His fingers spasmed on my arm, then he cleared his throat. “Your eyes,” he said, and the truth must have shown on my face from the way I flinched. “How long has your vision been impaired?”

I dragged my tongue over my lips and tried to think back to the first time I noticed everything going grey, but it was impossible to really know. It had been a slow process, and I had been so damn drugged, one moment bled into the next. “A while.” It had been a while. Maybe since the start. “It’ll heal, but I need time. Sleep. To shift.”

I heard the muscles in his body stiffen—and the fact that I heard them so clearly was a good sign. Small pieces of my strength were starting to return, which meant we had some hope of escape after all. I felt the clock ticking, felt time passing in ways I hadn’t in so long.

Before either of us spoke again, his hand tensed on me, and I knew it was almost time. There was a countdown going on in his head—and it led to the moment I felt the blast right before it rocked through the lab.

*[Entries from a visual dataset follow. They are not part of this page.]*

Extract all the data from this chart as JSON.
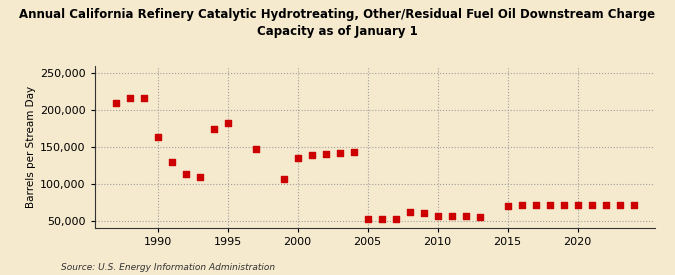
{
  "title": "Annual California Refinery Catalytic Hydrotreating, Other/Residual Fuel Oil Downstream Charge\nCapacity as of January 1",
  "ylabel": "Barrels per Stream Day",
  "source": "Source: U.S. Energy Information Administration",
  "background_color": "#f5e9ce",
  "plot_bg_color": "#f5e9ce",
  "marker_color": "#cc0000",
  "grid_color": "#999999",
  "years": [
    1987,
    1988,
    1989,
    1990,
    1991,
    1992,
    1993,
    1994,
    1995,
    1997,
    1999,
    2000,
    2001,
    2002,
    2003,
    2004,
    2005,
    2006,
    2007,
    2008,
    2009,
    2010,
    2011,
    2012,
    2013,
    2015,
    2016,
    2017,
    2018,
    2019,
    2020,
    2021,
    2022,
    2023,
    2024
  ],
  "values": [
    210000,
    216000,
    217000,
    164000,
    130000,
    114000,
    110000,
    175000,
    183000,
    148000,
    107000,
    135000,
    140000,
    141000,
    142000,
    143000,
    53000,
    53000,
    53000,
    62000,
    61000,
    56000,
    56000,
    56000,
    55000,
    70000,
    71000,
    71000,
    71000,
    71000,
    71000,
    71000,
    71000,
    71000,
    71000
  ],
  "ylim": [
    40000,
    260000
  ],
  "yticks": [
    50000,
    100000,
    150000,
    200000,
    250000
  ],
  "xlim": [
    1985.5,
    2025.5
  ],
  "xticks": [
    1990,
    1995,
    2000,
    2005,
    2010,
    2015,
    2020
  ]
}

The roar was deafening for a moment, the glass shaking, the tables rattling. Amid the chaos of that, the stranger began to work at pulling off my monitors—digging them out from under my skin until I was free of all the wires and tubes that had kept me under constant observation.

It took all of my effort—strength I still didn’t possess—to get my feet under me. His arm was strong, but not strong enough, and I had to call on every ounce of my own determination to keep steady. I wanted to savor the moment, but I could hear shouts in the distance and the sound of humans running. The acrid scent of burning metal and flesh and stone filled my nostrils, and I had only a moment to take it in before the man’s grip on me tightened and I followed him out.